Counteracting Adversarial Attacks in Autonomous Driving

This article studies the robust deep stereo vision in autonomous driving systems and counteracting adversarial attacks. The autonomous system operation requires real-time processing of measurement data which often contain significant uncertainties and noise. Adversarial attacks have been widely studied to simulate these perturbations in recent years. To counteract the practical attacks in autonomous systems, novel methods based on simulated attacks are proposed in this article. Univariate and multivariate functions are adopted to represent the relationships between the left and right input images and the deep stereo model.
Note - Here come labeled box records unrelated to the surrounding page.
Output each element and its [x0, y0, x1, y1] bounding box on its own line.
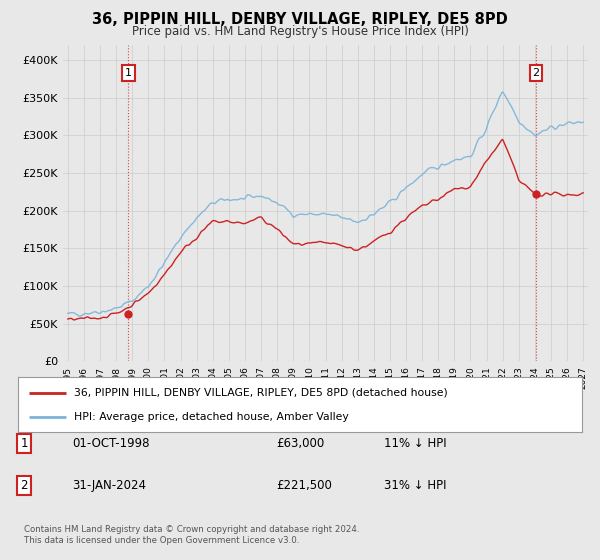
Text: HPI: Average price, detached house, Amber Valley: HPI: Average price, detached house, Ambe…: [74, 412, 349, 422]
Text: 1: 1: [125, 68, 132, 78]
Text: 01-OCT-1998: 01-OCT-1998: [72, 437, 149, 450]
Text: £221,500: £221,500: [276, 479, 332, 492]
Text: 36, PIPPIN HILL, DENBY VILLAGE, RIPLEY, DE5 8PD: 36, PIPPIN HILL, DENBY VILLAGE, RIPLEY, …: [92, 12, 508, 27]
Text: 11% ↓ HPI: 11% ↓ HPI: [384, 437, 446, 450]
Text: 2: 2: [533, 68, 540, 78]
Text: 1: 1: [20, 437, 28, 450]
Text: 2: 2: [20, 479, 28, 492]
Text: Price paid vs. HM Land Registry's House Price Index (HPI): Price paid vs. HM Land Registry's House …: [131, 25, 469, 38]
Text: 36, PIPPIN HILL, DENBY VILLAGE, RIPLEY, DE5 8PD (detached house): 36, PIPPIN HILL, DENBY VILLAGE, RIPLEY, …: [74, 388, 448, 398]
Text: 31% ↓ HPI: 31% ↓ HPI: [384, 479, 446, 492]
Text: £63,000: £63,000: [276, 437, 324, 450]
Text: 31-JAN-2024: 31-JAN-2024: [72, 479, 146, 492]
Text: Contains HM Land Registry data © Crown copyright and database right 2024.
This d: Contains HM Land Registry data © Crown c…: [24, 525, 359, 545]
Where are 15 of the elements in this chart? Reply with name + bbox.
A stereo regularizer is proposed to guide the model to learn the implicit relationship between the images and characterize the loss function’s local smoothness. The attacks are generated by maximizing the regularizer term to break the linearity and smoothness. The model then defends the attacks by minimizing the loss and regularization terms. Two techniques are developed in this article. The first technique, SmoothStereo , explores the basic knowledge from the physical world and smoothness, while the second technique, SmoothStereoV2 , improves SmoothStereo through leveraging the smooth activation functions during the defense. SmoothStereoV2 can learn and utilize the gradient information concerning the attacks. The gradients of the smooth activation functions can handle attacks for improving the model robustness. Numerical experiments on KITTI datasets demonstrate that the proposed methods offer superior performance.